• Tumor bacteria
• Attacking tumors
What is already known on this topic
Immunotherapy is a type of cancer therapy that unleashes a person’s immune system against tumor cells, but only some people respond to treatment. Several studies have shown that the efficacy of immunotherapy depends on the presence of certain gut bacteria, but how the microbiota mediates such beneficial effects remains poorly understood.What this research adds
Researchers found that specific bacteria, including Bifidobacterium pseudolongum and Akkermansia muciniphila, produce a metabolite called inosine, which boosts the effect of immunotherapy drugs. In mice with different types of tumor, including colorectal cancer, bladder cancer, and skin cancer, the combination of inosine and immunotherapy activated the anticancer response of specific immune cells, leading to a reduction in tumor size.Conclusion
The findings support the idea that modulating the gut microbiota can boost the efficacy of immunotherapy drugs in several types of cancer.
Researchers have discovered how specific gut bacteria help the immune system to attack tumors. The study, done in mice, shows that some gut microbes produce a metabolite that boosts the effect of a class of cancer drugs. The effects are reproducible across several types of cancer, including colorectal cancer, bladder cancer, and skin cancer.

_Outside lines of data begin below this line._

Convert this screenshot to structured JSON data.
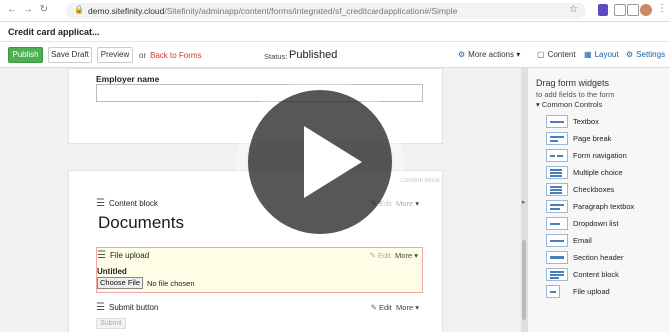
{
  "browser": {
    "url_prefix": "demo.sitefinity.cloud",
    "url_path": "/Sitefinity/adminapp/content/forms/integrated/sf_creditcardapplication#/Simple"
  },
  "app": {
    "title": "Credit card applicat..."
  },
  "toolbar": {
    "publish_label": "Publish",
    "save_draft_label": "Save Draft",
    "preview_label": "Preview",
    "or_text": "or",
    "back_label": "Back to Forms",
    "status_label": "Status:",
    "status_value": "Published",
    "more_actions_label": "More actions"
  },
  "tabs": {
    "content": "Content",
    "layout": "Layout",
    "settings": "Settings"
  },
  "form": {
    "employer_label": "Employer name",
    "content_block": {
      "title": "Content block",
      "edit": "Edit",
      "more": "More",
      "heading": "Documents"
    },
    "file_upload": {
      "title": "File upload",
      "edit": "Edit",
      "more": "More",
      "field_label": "Untitled",
      "choose_label": "Choose File",
      "no_file_text": "No file chosen"
    },
    "submit": {
      "title": "Submit button",
      "edit": "Edit",
      "more": "More",
      "button_label": "Submit"
    },
    "ghost_label": "Content block"
  },
  "panel": {
    "title": "Drag form widgets",
    "subtitle": "to add fields to the form",
    "section": "Common Controls",
    "widgets": [
      {
        "label": "Textbox",
        "icon": "textbox-icon"
      },
      {
        "label": "Page break",
        "icon": "page-break-icon"
      },
      {
        "label": "Form navigation",
        "icon": "form-navigation-icon"
      },
      {
        "label": "Multiple choice",
        "icon": "multiple-choice-icon"
      },
      {
        "label": "Checkboxes",
        "icon": "checkboxes-icon"
      },
      {
        "label": "Paragraph textbox",
        "icon": "paragraph-textbox-icon"
      },
      {
        "label": "Dropdown list",
        "icon": "dropdown-list-icon"
      },
      {
        "label": "Email",
        "icon": "email-icon"
      },
      {
        "label": "Section header",
        "icon": "section-header-icon"
      },
      {
        "label": "Content block",
        "icon": "content-block-icon"
      },
      {
        "label": "File upload",
        "icon": "file-upload-icon"
      }
    ]
  },
  "colors": {
    "publish_green": "#4caf50",
    "link_red": "#d03535",
    "accent_blue": "#1a5ea8"
  }
}
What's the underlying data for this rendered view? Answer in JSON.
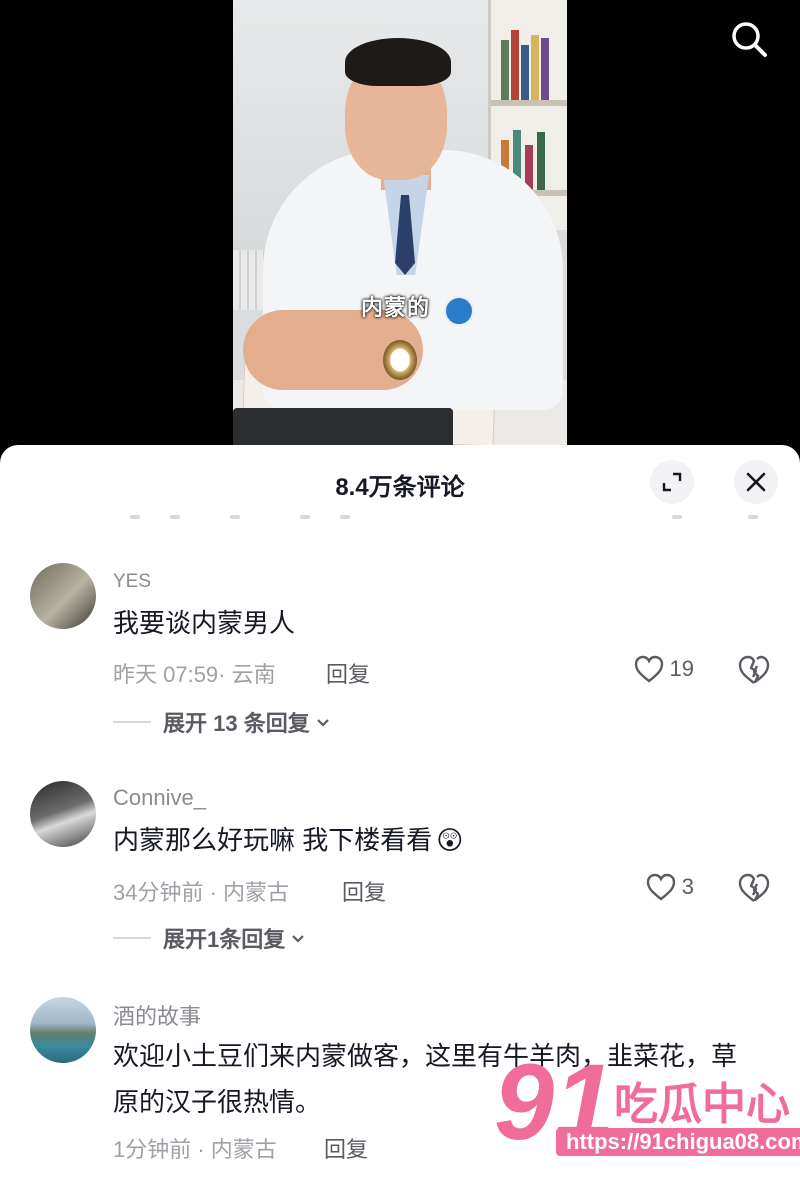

The findings, published in Science, could help to explain why immunotherapy, a type of cancer therapy that unleashes a person’s immune system against tumor cells, works in some cases but not in others.
“Recent studies have provided strong evidence that gut microbiota can positively affect anti-tumor immunity and improve the effectiveness of immunotherapy in treating certain cancers—yet, how the bacteria were able to do this remained elusive,” says study lead author Kathy McCoy at the University of Calgary. “We’ve been able to build on that work by showing how certain bacteria enhance the ability of T cells, the body’s immunity soldiers that attack and destroy cancerous cells.”
To find out which microbes can boost the activity of immunotherapy drugs, the researchers grew tumors from mice treated with immunotherapy and from mice that received no treatment.
Tumor bacteria
From the lab-grown tumors, the team was able to identify 21 bacterial species, seven of which were present only in immunotherapy-treated tumors.
Next, the researchers introduced the bacterial species present only in immunotherapy-treated tumors into mouse models for several types of cancer, including colorectal cancer, bladder cancer, and skin cancer. Three bacterial species—Bifidobacterium pseudolongum, Lactobacillus johnsonii, and Olsenella—boosted the efficacy of immunotherapy drugs.
The team found that B. pseudolongum modulated the mice’s response to immunotherapy by producing a metabolite called inosine, which is known to modulate immune responses. Akkermansia muciniphila, a microbe that is known to enhance the efficacy of some immunotherapy treatments in lung and kidney cancers, was also found in immunotherapy-treated tumors and was able to produce inosine.
Attacking tumors
In mice with colorectal cancer, the combination of inosine and immunotherapy activated the anticancer response of T cells, leading to a reduction in size of the tumors. Similar results were obtained in mice with skin cancer and bladder cancer. “Inosine interacts directly with T cells and together with immunotherapy, it improves the effectiveness of that treatment, in some cases destroying all the colorectal cancer cells,” says study first author Lukas Mager.
Although it’s still unknown whether the findings apply to people, the beneficial bacteria associated with improved response to immunotherapy in mice have also been found in human cancer. This suggests that inosine could be exploited to develop microbial-based adjuvant treatments for immunotherapy, the researchers say.
“Identifying how microbes improve immunotherapy is crucial to designing therapies with anti-cancer properties,” says McCoy. “We are in the early stage of fully understanding how we can use this new knowledge to improve efficacy and safety of anti-cancer therapy and improve cancer patient survival and well-being,” she says.